I have just returned from a two-week trip to the south of England, to be with my daughter in Devon as she swirls in the huge school of changes called breast-cancer-and-mastectomy. The plan was for me to bring emotional support, help her with the complexity of her prescriptions and supplements, and do some administrative work that arose with her new circumstances, while a rota of friends would bring food and help with household tasks and the garden. This would leave Katheryn free to rest and heal, to tend to her physical therapy, and to ponder the difficult decisions about which medical treatments to choose following her post-surgery test results. It was a lovely concept, featuring all of us making the best out of unwelcome circumstances.

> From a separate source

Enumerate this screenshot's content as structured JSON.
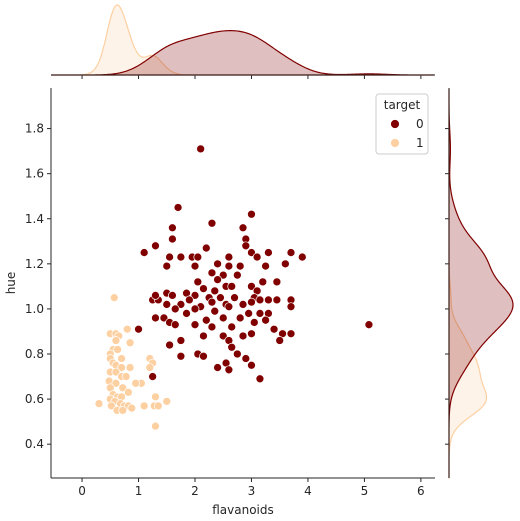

But change just wouldn’t leave us alone. The surgical site didn’t heal as planned. New medical concerns cropped up after lab tests. Frequently medical personnel rescheduled appointments at the last minute, leaving Katheryn scrambling to cancel plans, arrange for new rides to hospitals and clinics, undo help that had already been put in place. Computers rebelled with seemingly intentional malice. Wet laundry blew off the line in an unexpected gust. Side effects of pain medications blossomed. The cat food supply ran out. Email addresses and phone numbers were not accurate. The healing rest didn’t happen, the physical therapy got short shrift, the ominous deadlines for decisions loomed with no clearer wisdom than was had the day before.

I wondered to myself, How is it possible for anyone to cope with such changes? Especially on top of the earth-shaking changes to one’s sense of self that a dreaded illness brings? What do people do who are older, frailer, more alone, more confused, less capable than my daughter?

And then, just when I was getting into the rhythms of knowing how best to help Katheryn, and where the brown rice and toasted sesame oil are stored, and what is the best technique for rousting Orion (my 17-year-old grandson) in the morning, and how the damned smartphone works . . . another wrenching change: time to return home.

So who am I now, as the mother of a woman with cancer? Who am I, 5000 miles away from her? What will her life look like a year from now? What will mine? How do she, and I, and Orion, and all of us find the essential place in ourselves and in each other that is unfazed by change? Is there such a place?

I’m too jet-lagged to have any answers right now.

Just questions.

And a dim but certain knowing that the answers are close at hand.